Érase una vez (XVIII)

Aprendió a interesarse por los demás, tomaba la iniciativa en las relaciones sociales y sabía mantener las amistades conseguidas. Cuando tenía un problema sabía a quién acudir en busca de consejo y ayuda. Todos lo recibían bien y estaban dispuestos a hacer por él cualquier cosa si estaba en sus manos.

Los profesores apreciaban la evolución que había experimentado en tan poco tiempo: al principio lo valoraban como alumno excelente y ahora como buena persona.

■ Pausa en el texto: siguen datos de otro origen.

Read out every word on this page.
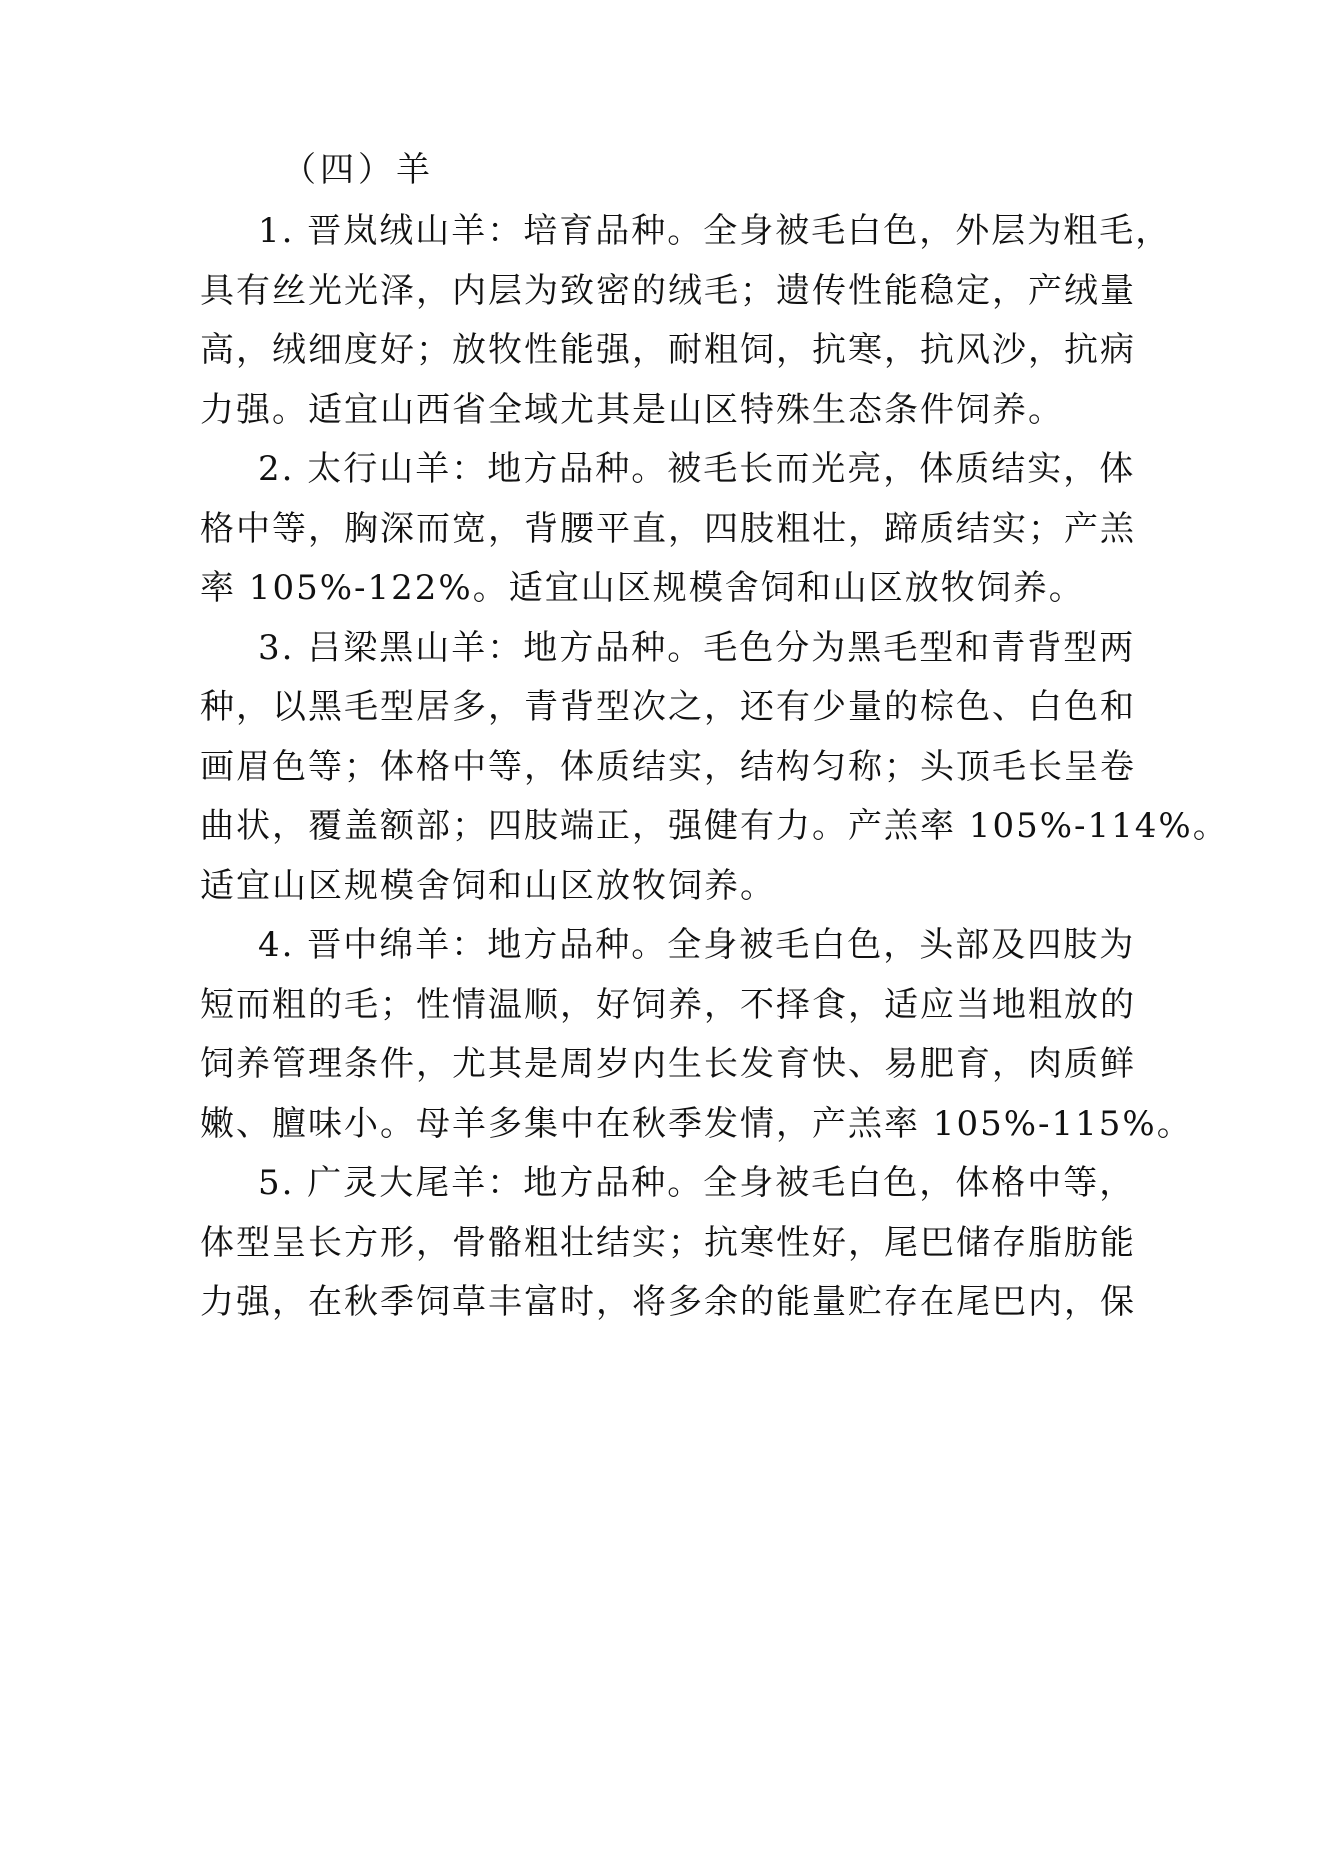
（四）羊
1. 晋岚绒山羊：培育品种。全身被毛白色，外层为粗毛，
具有丝光光泽，内层为致密的绒毛；遗传性能稳定，产绒量
高，绒细度好；放牧性能强，耐粗饲，抗寒，抗风沙，抗病
力强。适宜山西省全域尤其是山区特殊生态条件饲养。
2. 太行山羊：地方品种。被毛长而光亮，体质结实，体
格中等，胸深而宽，背腰平直，四肢粗壮，蹄质结实；产羔
率 105%-122%。适宜山区规模舍饲和山区放牧饲养。
3. 吕梁黑山羊：地方品种。毛色分为黑毛型和青背型两
种，以黑毛型居多，青背型次之，还有少量的棕色、白色和
画眉色等；体格中等，体质结实，结构匀称；头顶毛长呈卷
曲状，覆盖额部；四肢端正，强健有力。产羔率 105%-114%。
适宜山区规模舍饲和山区放牧饲养。
4. 晋中绵羊：地方品种。全身被毛白色，头部及四肢为
短而粗的毛；性情温顺，好饲养，不择食，适应当地粗放的
饲养管理条件，尤其是周岁内生长发育快、易肥育，肉质鲜
嫩、膻味小。母羊多集中在秋季发情，产羔率 105%-115%。
5. 广灵大尾羊：地方品种。全身被毛白色，体格中等，
体型呈长方形，骨骼粗壮结实；抗寒性好，尾巴储存脂肪能
力强，在秋季饲草丰富时，将多余的能量贮存在尾巴内，保
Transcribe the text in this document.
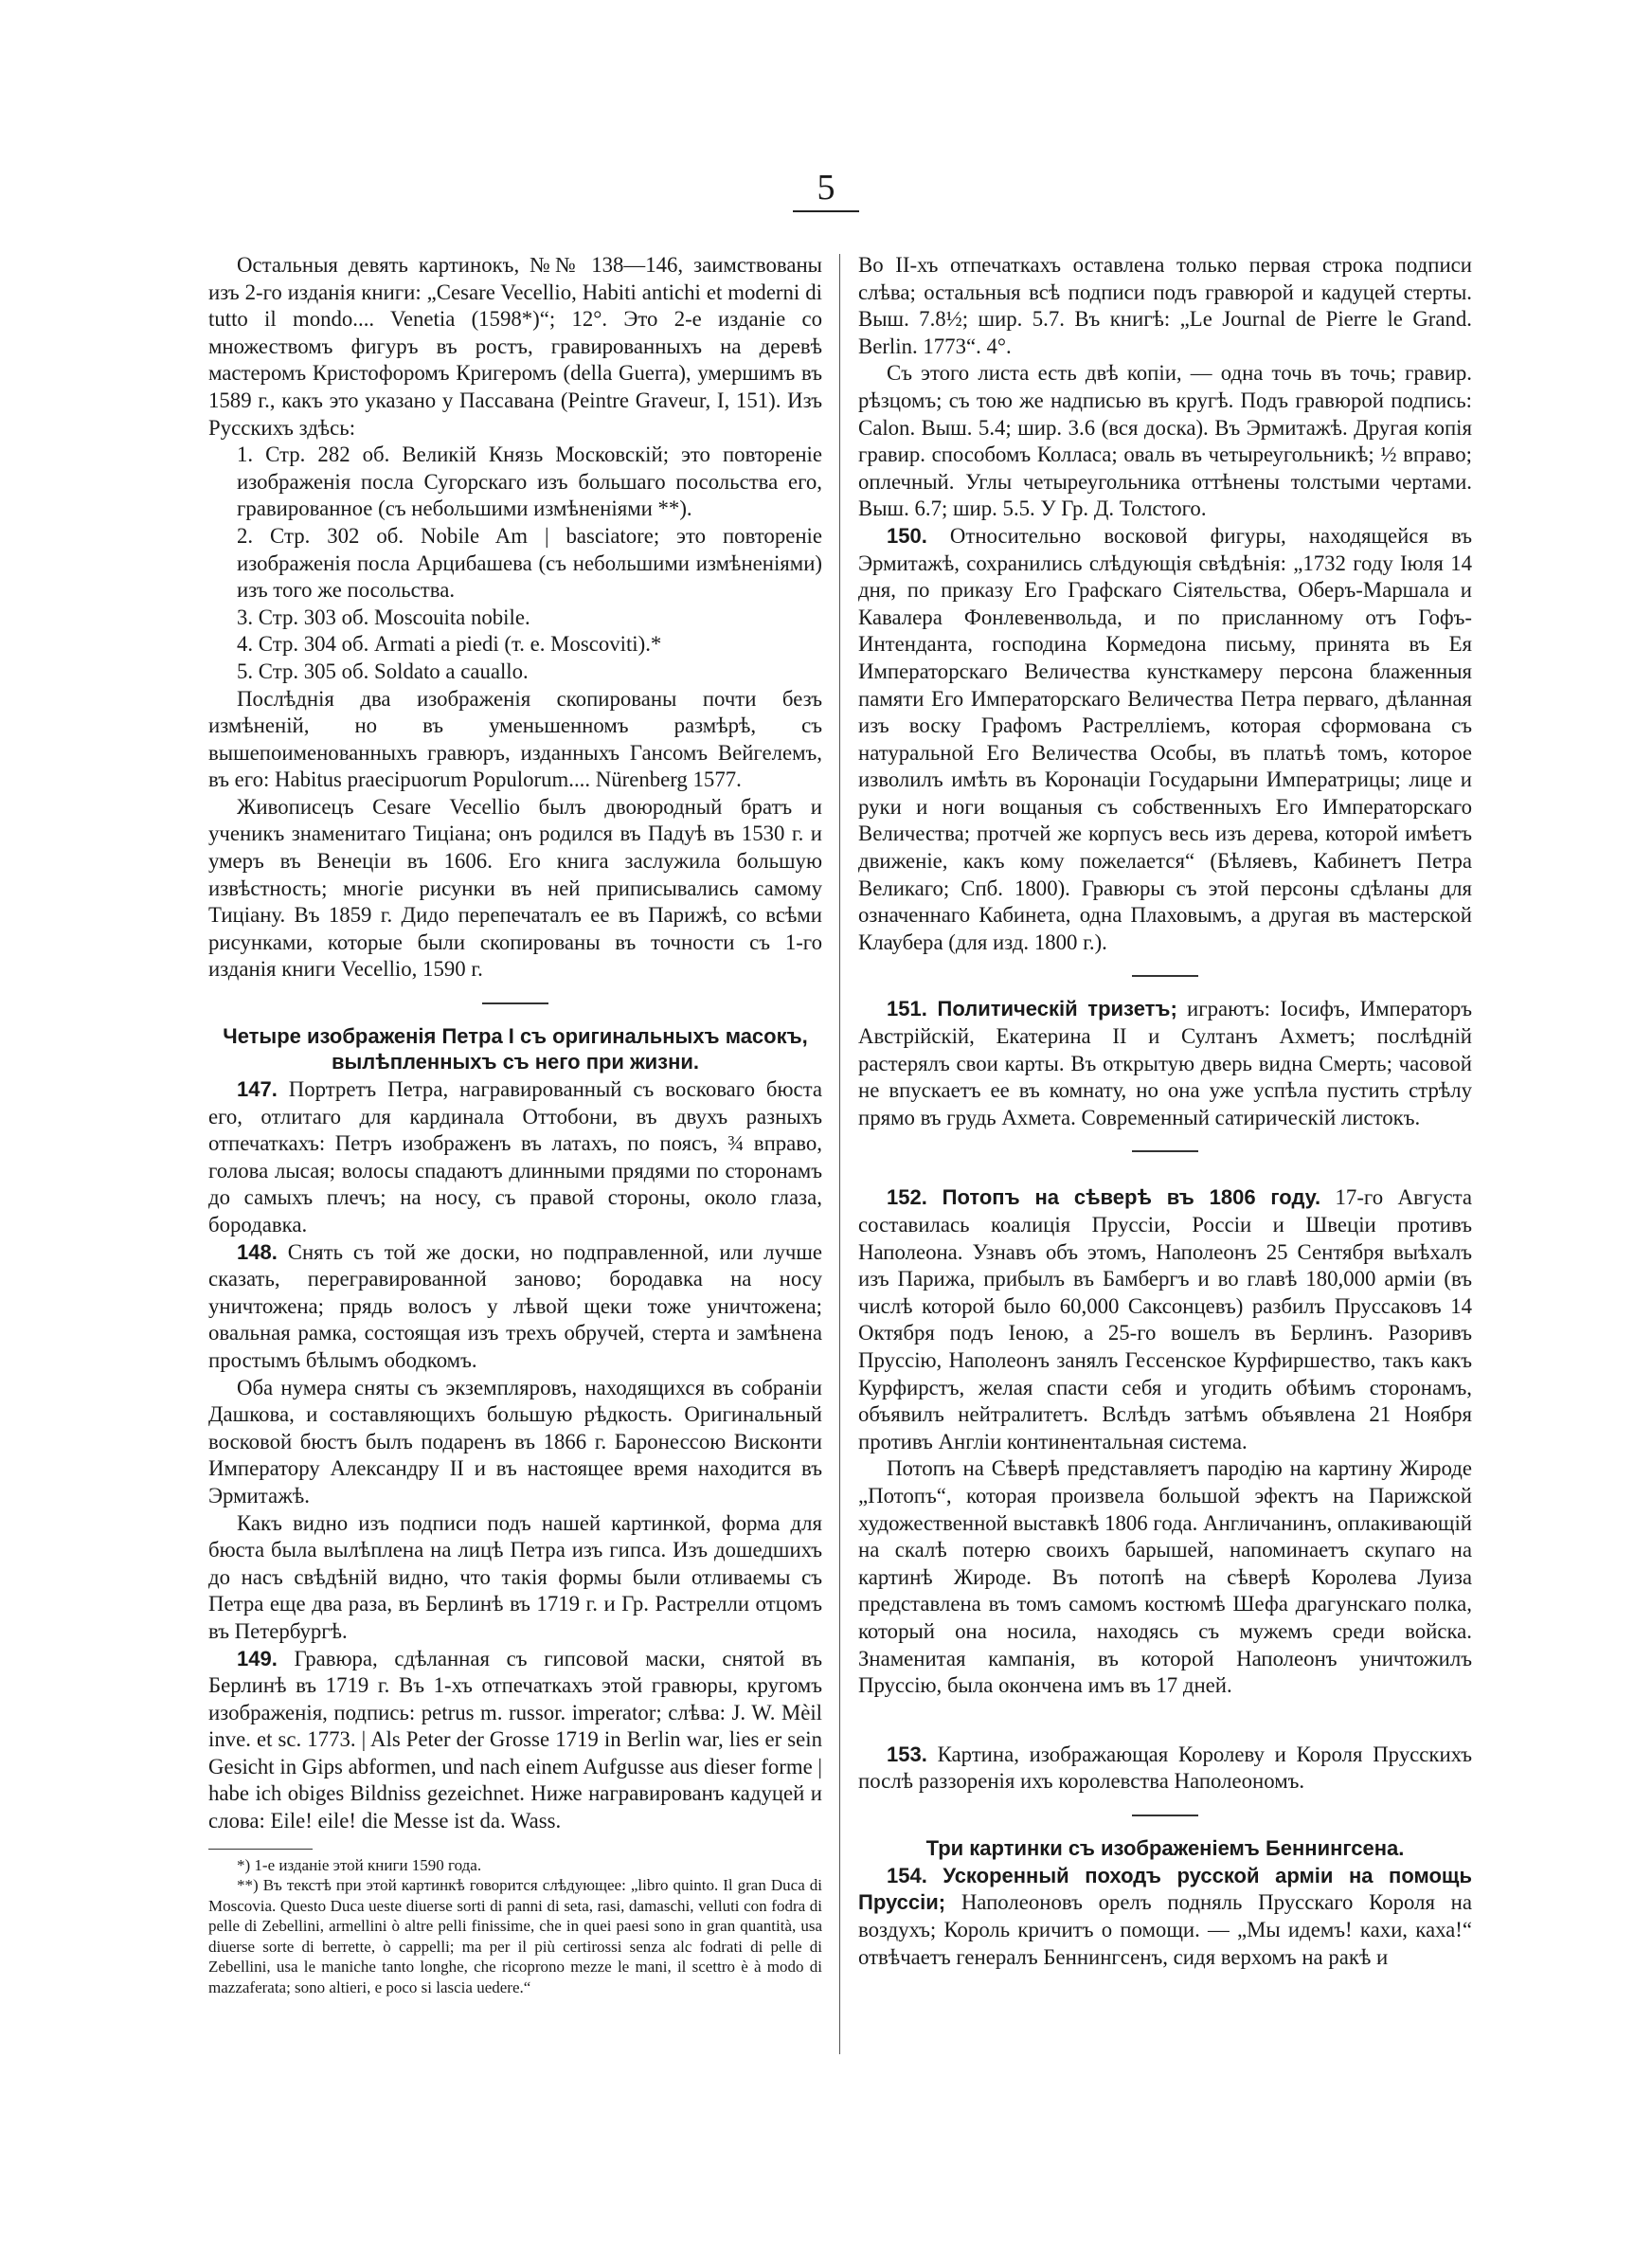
5

Остальныя девять картинокъ, №№ 138—146, заимствованы изъ 2-го изданія книги: „Cesare Vecellio, Habiti antichi et moderni di tutto il mondo.... Venetia (1598*)“; 12°. Это 2-е изданіе со множествомъ фигуръ въ ростъ, гравированныхъ на деревѣ мастеромъ Кристофоромъ Кригеромъ (della Guerra), умершимъ въ 1589 г., какъ это указано у Пассавана (Peintre Graveur, I, 151). Изъ Русскихъ здѣсь:

1. Стр. 282 об. Великій Князь Московскій; это повтореніе изображенія посла Сугорскаго изъ большаго посольства его, гравированное (съ небольшими измѣненіями **).

2. Стр. 302 об. Nobile Am | basciatore; это повтореніе изображенія посла Арцибашева (съ небольшими измѣненіями) изъ того же посольства.

3. Стр. 303 об. Moscouita nobile.

4. Стр. 304 об. Armati a piedi (т. е. Moscoviti).*

5. Стр. 305 об. Soldato a cauallo.

Послѣднія два изображенія скопированы почти безъ измѣненій, но въ уменьшенномъ размѣрѣ, съ вышепоименованныхъ гравюръ, изданныхъ Гансомъ Вейгелемъ, въ его: Habitus praecipuorum Populorum.... Nürenberg 1577.

Живописецъ Cesare Vecellio былъ двоюродный братъ и ученикъ знаменитаго Тиціана; онъ родился въ Падуѣ въ 1530 г. и умеръ въ Венеціи въ 1606. Его книга заслужила большую извѣстность; многіе рисунки въ ней приписывались самому Тиціану. Въ 1859 г. Дидо перепечаталъ ее въ Парижѣ, со всѣми рисунками, которые были скопированы въ точности съ 1-го изданія книги Vecellio, 1590 г.

Четыре изображенія Петра I съ оригинальныхъ масокъ, вылѣпленныхъ съ него при жизни.

147. Портретъ Петра, награвированный съ восковаго бюста его, отлитаго для кардинала Оттобони, въ двухъ разныхъ отпечаткахъ: Петръ изображенъ въ латахъ, по поясъ, ¾ вправо, голова лысая; волосы спадаютъ длинными прядями по сторонамъ до самыхъ плечъ; на носу, съ правой стороны, около глаза, бородавка.

148. Снять съ той же доски, но подправленной, или лучше сказать, перегравированной заново; бородавка на носу уничтожена; прядь волосъ у лѣвой щеки тоже уничтожена; овальная рамка, состоящая изъ трехъ обручей, стерта и замѣнена простымъ бѣлымъ ободкомъ.

Оба нумера сняты съ экземпляровъ, находящихся въ собраніи Дашкова, и составляющихъ большую рѣдкость. Оригинальный восковой бюстъ былъ подаренъ въ 1866 г. Баронессою Висконти Императору Александру II и въ настоящее время находится въ Эрмитажѣ.

Какъ видно изъ подписи подъ нашей картинкой, форма для бюста была вылѣплена на лицѣ Петра изъ гипса. Изъ дошедшихъ до насъ свѣдѣній видно, что такія формы были отливаемы съ Петра еще два раза, въ Берлинѣ въ 1719 г. и Гр. Растрелли отцомъ въ Петербургѣ.

149. Гравюра, сдѣланная съ гипсовой маски, снятой въ Берлинѣ въ 1719 г. Въ 1-хъ отпечаткахъ этой гравюры, кругомъ изображенія, подпись: petrus m. russor. imperator; слѣва: J. W. Mèil inve. et sc. 1773. | Als Peter der Grosse 1719 in Berlin war, lies er sein Gesicht in Gips abformen, und nach einem Aufgusse aus dieser forme | habe ich obiges Bildniss gezeichnet. Ниже награвированъ кадуцей и слова: Eile! eile! die Messe ist da. Wass.

*) 1-е изданіе этой книги 1590 года.

**) Въ текстѣ при этой картинкѣ говорится слѣдующее: „libro quinto. Il gran Duca di Moscovia. Questo Duca ueste diuerse sorti di panni di seta, rasi, damaschi, velluti con fodra di pelle di Zebellini, armellini ò altre pelli finissime, che in quei paesi sono in gran quantità, usa diuerse sorte di berrette, ò cappelli; ma per il più certirossi senza alc fodrati di pelle di Zebellini, usa le maniche tanto longhe, che ricoprono mezze le mani, il scettro è à modo di mazzaferata; sono altieri, e poco si lascia uedere.“

Во II-хъ отпечаткахъ оставлена только первая строка подписи слѣва; остальныя всѣ подписи подъ гравюрой и кадуцей стерты. Выш. 7.8½; шир. 5.7. Въ книгѣ: „Le Journal de Pierre le Grand. Berlin. 1773“. 4°.

Съ этого листа есть двѣ копіи, — одна точь въ точь; гравир. рѣзцомъ; съ тою же надписью въ кругѣ. Подъ гравюрой подпись: Calon. Выш. 5.4; шир. 3.6 (вся доска). Въ Эрмитажѣ. Другая копія гравир. способомъ Колласа; оваль въ четыреугольникѣ; ½ вправо; оплечный. Углы четыреугольника оттѣнены толстыми чертами. Выш. 6.7; шир. 5.5. У Гр. Д. Толстого.

150. Относительно восковой фигуры, находящейся въ Эрмитажѣ, сохранились слѣдующія свѣдѣнія: „1732 году Іюля 14 дня, по приказу Его Графскаго Сіятельства, Оберъ-Маршала и Кавалера Фонлевенвольда, и по присланному отъ Гофъ-Интенданта, господина Кормедона письму, принята въ Ея Императорскаго Величества кунсткамеру персона блаженныя памяти Его Императорскаго Величества Петра перваго, дѣланная изъ воску Графомъ Растрелліемъ, которая сформована съ натуральной Его Величества Особы, въ платьѣ томъ, которое изволилъ имѣть въ Коронаціи Государыни Императрицы; лице и руки и ноги вощаныя съ собственныхъ Его Императорскаго Величества; протчей же корпусъ весь изъ дерева, которой имѣетъ движеніе, какъ кому пожелается“ (Бѣляевъ, Кабинетъ Петра Великаго; Спб. 1800). Гравюры съ этой персоны сдѣланы для означеннаго Кабинета, одна Плаховымъ, а другая въ мастерской Клаубера (для изд. 1800 г.).

151. Политическій тризетъ; играютъ: Іосифъ, Императоръ Австрійскій, Екатерина II и Султанъ Ахметъ; послѣдній растерялъ свои карты. Въ открытую дверь видна Смерть; часовой не впускаетъ ее въ комнату, но она уже успѣла пустить стрѣлу прямо въ грудь Ахмета. Современный сатирическій листокъ.

152. Потопъ на сѣверѣ въ 1806 году. 17-го Августа составилась коалиція Пруссіи, Россіи и Швеціи противъ Наполеона. Узнавъ объ этомъ, Наполеонъ 25 Сентября выѣхалъ изъ Парижа, прибылъ въ Бамбергъ и во главѣ 180,000 арміи (въ числѣ которой было 60,000 Саксонцевъ) разбилъ Пруссаковъ 14 Октября подъ Іеною, а 25-го вошелъ въ Берлинъ. Разоривъ Пруссію, Наполеонъ занялъ Гессенское Курфиршество, такъ какъ Курфирстъ, желая спасти себя и угодить обѣимъ сторонамъ, объявилъ нейтралитетъ. Вслѣдъ затѣмъ объявлена 21 Ноября противъ Англіи континентальная система.

Потопъ на Сѣверѣ представляетъ пародію на картину Жироде „Потопъ“, которая произвела большой эфектъ на Парижской художественной выставкѣ 1806 года. Англичанинъ, оплакивающій на скалѣ потерю своихъ барышей, напоминаетъ скупаго на картинѣ Жироде. Въ потопѣ на сѣверѣ Королева Луиза представлена въ томъ самомъ костюмѣ Шефа драгунскаго полка, который она носила, находясь съ мужемъ среди войска. Знаменитая кампанія, въ которой Наполеонъ уничтожилъ Пруссію, была окончена имъ въ 17 дней.

153. Картина, изображающая Королеву и Короля Прусскихъ послѣ раззоренія ихъ королевства Наполеономъ.

Три картинки съ изображеніемъ Беннингсена.

154. Ускоренный походъ русской арміи на помощь Пруссіи; Наполеоновъ орелъ подняль Прусскаго Короля на воздухъ; Король кричитъ о помощи. — „Мы идемъ! кахи, каха!“ отвѣчаетъ генералъ Беннингсенъ, сидя верхомъ на ракѣ и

El azar quiso un día que todo cambiase de color. Tropezó en el patio con otro alumno que venía comiendo un bocadillo. Se deshizo en disculpas que no fueron aceptadas, lo miró de soslayo y siguió caminando. Por la tarde fue llamado al despacho que nunca hubiera pisado en circunstancias normales. Allí se ocupaban de la disciplina. No podía imaginar para qué estaba allí pero pudo oír el final de la conversación al abrirse la puerta y vio salir al compañero del bocadillo con el que debía ser su padre, quien lo miró seriamente mientras que su hijo desviada la vista.

Antes de hablar para defenderse supo que no serviría de nada. Aunque luego se maldijo por su orgullo, se limitó a oír lo que tenían que anunciarle, cogió una carta dirigida a sus padres y salió del despacho sin haber pronunciado palabra. Miró el reloj que presidía la escalera y dirigió sus pasos a la cocina. Su amigo el cocinero estaría ocupado, pero podría escucharlo en medio del ajetreo.

Al traspasar la puerta lo recibieron una sinfonía de olores y la cordialidad del maestro que se alegraba de verlo después de muchos días. Lo escuchó sin interrupciones, sin parar de vigilar ollas y sartenes, de trocear, salar, saltear, apagar y encender fogones. Hizo mucho ruido adrede para favorecer el llanto de la persona que le abría su corazón herido por la injusticia. Y cuando oyó la sanción que le habían impuesto no pudo más, lo apartó todo del fuego y echó a andar, decidido, hacia la puerta.

– Ahora mismo…- gritó.

Lo paró antes de llegar a la puerta, adivinó lo que pretendía hacer y le dijo:

– No me expulsa el colegio, me expulsa un padre.

– Aún así, no creo que sea motivo. ¿Dónde queda la justicia?

Hizo la maleta. Le bastaron cinco minutos. No esperó al final de las clases. Se dirigió a la salida, el portero fue a pedirle explicaciones pero desistió al ver sus lágrimas y lo saludó con la mano mientras le franqueaba la puerta.

Subió al tren. Antes incluso ya era una autómata. Miraba el paisaje desde la ventana que lo descubría y él formaba parte del exterior. Terminó dormido con sueños entrecortados y el viaje no se hizo pesado.

Se sorprendió al ver a sus padres en el andén. Lo recibieron con cariño y comprensión, sin reproches, sin palabras. Hablarían en casa. Les explicó el incidente en poco tiempo, no había para extenderse. Pero echó el resto hablándoles de las clases, del fútbol, de las comidas, de sus amigos, de los viajes, de lo feliz que era, de sus progresos en la cocina. Habló y habló deteniéndose en los detalles, con cuidado de no olvidar nada, como había ensayado pensando en su vuelta por vacaciones.